= Alphonse Nzoungou =

Alphonse Nzoungou (1938? - 7 September 2012) was a Congolese politician who served in the government of Congo-Brazzaville as Minister of Justice from 1989 to 1991 and as Minister of the Interior in 1992. Later, he was President of the National Commission for the Fight Against Corruption from 2007 to 2012.

==Political career==
Nzoungou was a member of the Kongo ethnic group and a native of Boko, located in the Pool Department. As of 1973, he was working at the Ministry of Labour and Justice as Administrator of Labour Services as well as Technical Adviser and Head of the Planning Department. He was first appointed to the government as Minister of Justice, in charge of Administrative Reforms, on 13 August 1989. Nzoungou was also a member of the Central Committee of the Congolese Labour Party (PCT). Amidst the introduction of multiparty politics, he was retained as Minister of Justice in the government appointed on 14 January 1991.

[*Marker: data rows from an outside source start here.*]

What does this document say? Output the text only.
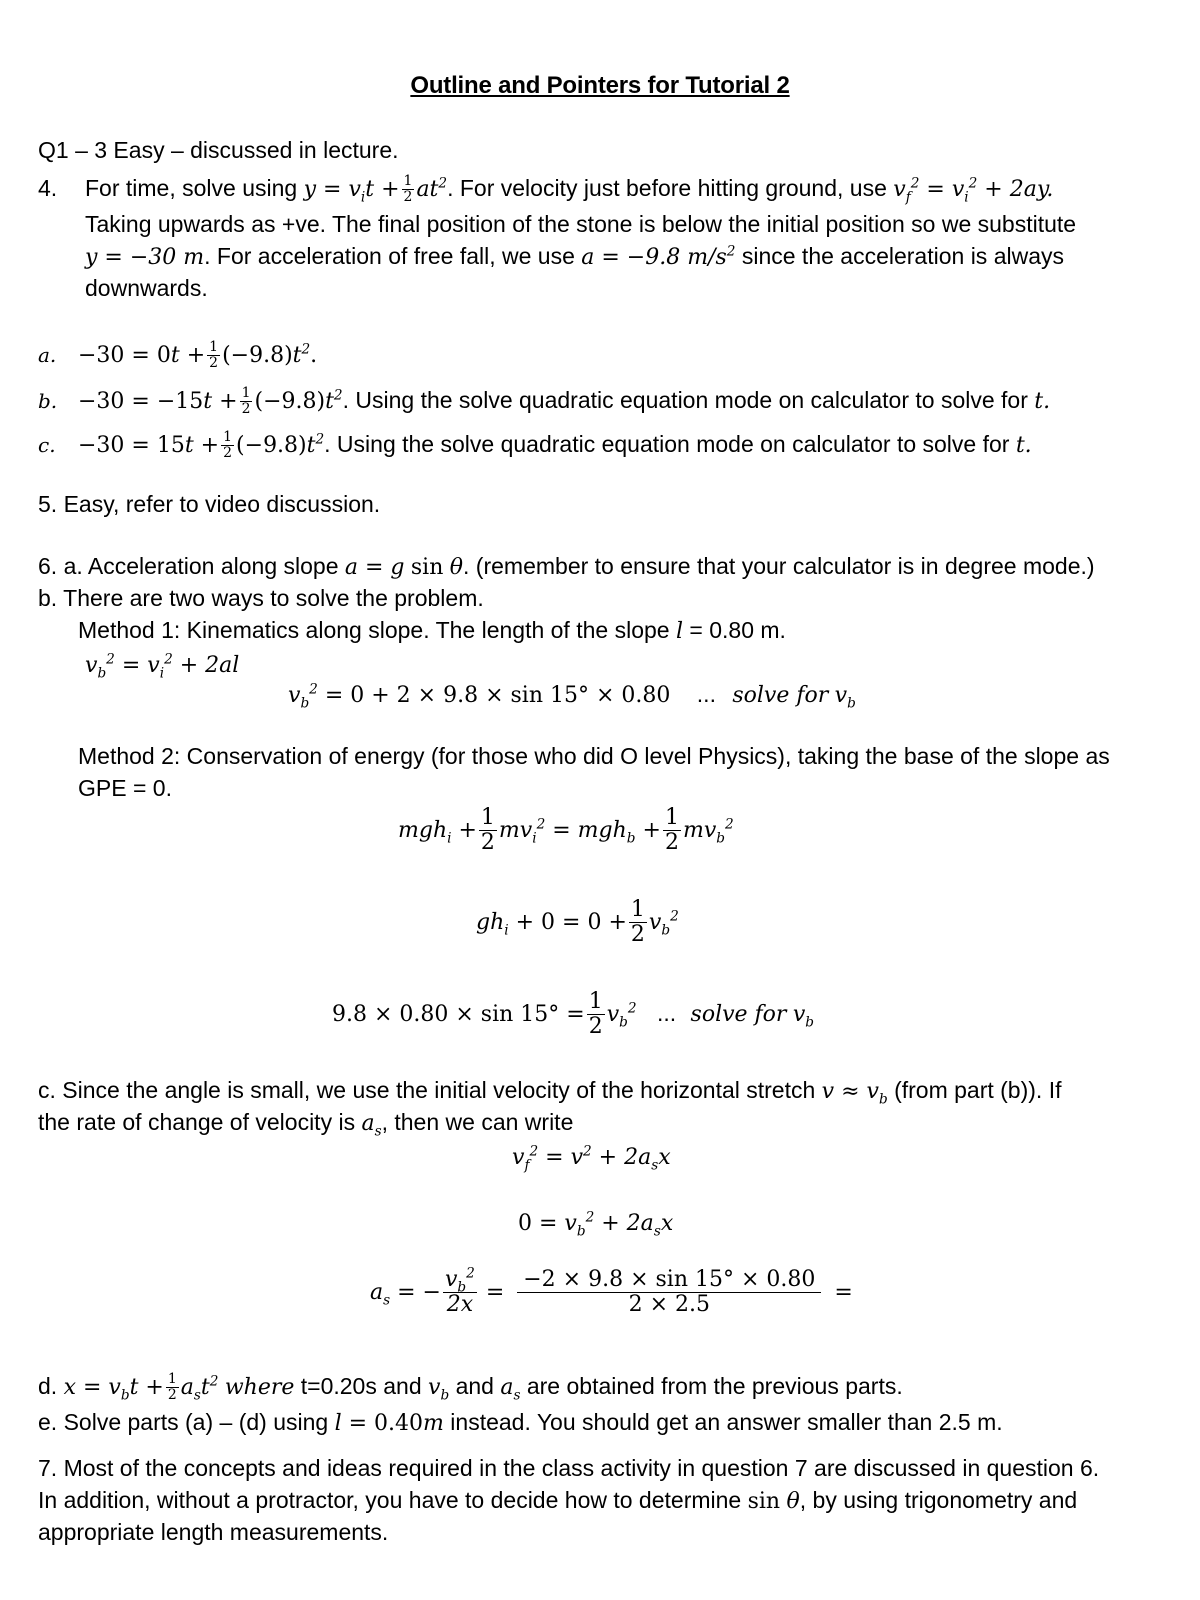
Outline and Pointers for Tutorial 2
Q1 – 3 Easy – discussed in lecture.
4. For time, solve using $y = v_it + \frac{1}{2} at^2$. For velocity just before hitting ground, use $v_f^2 = v_i^2 + 2ay$.
Taking upwards as +ve. The final position of the stone is below the initial position so we substitute
y = −30 m. For acceleration of free fall, we use a = −9.8 $m/s^2$ since the acceleration is always
downwards.
a. $-30 = 0t + \frac{1}{2} (-9.8)t^2$.
b. $-30 = -15t + \frac{1}{2} (-9.8)t^2$. Using the solve quadratic equation mode on calculator to solve for t.
c. $-30 = 15t + \frac{1}{2} (-9.8)t^2$. Using the solve quadratic equation mode on calculator to solve for t.
5. Easy, refer to video discussion.
6. a. Acceleration along slope a = g sin θ. (remember to ensure that your calculator is in degree mode.)
b. There are two ways to solve the problem.
Method 1: Kinematics along slope. The length of the slope l = 0.80 m.
$v_b^2 = v_i^2 + 2al$
$v_b^2 = 0 + 2 \times 9.8 \times \sin 15^\circ \times 0.80$ ... solve for $v_b$
Method 2: Conservation of energy (for those who did O level Physics), taking the base of the slope as
GPE = 0.
$mgh_i + \frac{1}{2} mv_i^2 = mgh_b + \frac{1}{2} mv_b^2$
$gh_i + 0 = 0 + \frac{1}{2} v_b^2$
$9.8 \times 0.80 \times \sin 15^\circ = \frac{1}{2} v_b^2$ ... solve for $v_b$
c. Since the angle is small, we use the initial velocity of the horizontal stretch $v \approx v_b$ (from part (b)). If
the rate of change of velocity is $a_s$, then we can write
$v_f^2 = v^2 + 2a_sx$
$0 = v_b^2 + 2a_sx$
$a_s$ = − $\frac{v_b^2}{2x} = \frac{-2 \times 9.8 \times \sin 15^\circ \times 0.80}{2 \times 2.5}$ =
d. $x = v_bt + \frac{1}{2} a_st^2$ where t=0.20s and $v_b$ and $a_s$ are obtained from the previous parts.
e. Solve parts (a) – (d) using l = 0.40m instead. You should get an answer smaller than 2.5 m.
7. Most of the concepts and ideas required in the class activity in question 7 are discussed in question 6.
In addition, without a protractor, you have to decide how to determine sin θ, by using trigonometry and
appropriate length measurements.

The National Conference, which was held from February 1991 to June 1991, initiated a transition to multiparty elections, establishing a transitional government headed by Prime Minister André Milongo. Nzoungou was not initially included in the transitional government, but Milongo later appointed him as Minister of the Interior and Relations with the Higher Council of the Republic (CSR), on 21 May 1992, shortly before a parliamentary election and a presidential election were scheduled to be held.

The first round of the parliamentary election was held on 24 June 1992. The PCT, which performed poorly, called for the results to be annulled due to problems in the election, but Nzoungou did not accede to that demand. As Minister of the Interior, he announced the results of the second round of the parliamentary election on 23 July 1992.

In August 1992, following the second round of the presidential election, Nzoungou announced that Pascal Lissouba had prevailed over Bernard Kolélas, receiving 61% of the vote. After taking office as President, Lissouba retained Nzoungou in the government as Minister of Labour, Employment, and the Management of Human Resources on 6 September 1992. That government was short-lived, surviving only a few months before being brought down by its lack of parliamentary support. Later, Nzoungou was Secretary-General of the Government, with the rank of Minister, as of June 1997.

Considered a "neutral and respected figure", Nzoungou was assigned to lead a working group in February 2004 as part of the implementation of a peace agreement between the government and the Pool-based rebel group led by Frédéric Bintsamou. The purpose of the working group headed by Nzoungou was to "define the status of the rebel leader".

Later, Nzoungou was appointed as President of the National Commission of the Fight Against Corruption, a body tasked with the implementation of government anti-corruption policies, on 29 August 2007. The 16 members of the Commission were sworn in at a ceremony in Brazzaville on 9 November 2007.

On 9 December 2007, in a statement to mark the International Anti-Corruption Day, Nzoungou called for the Congolese people to battle corruption; echoing the words of President Denis Sassou Nguesso, he stressed that corruption was an obstacle to development.

Nzoungou remained in his post as President of the National Commission for the Fight Against Corruption until he died in Paris on 7 September 2012; he was 74 years old.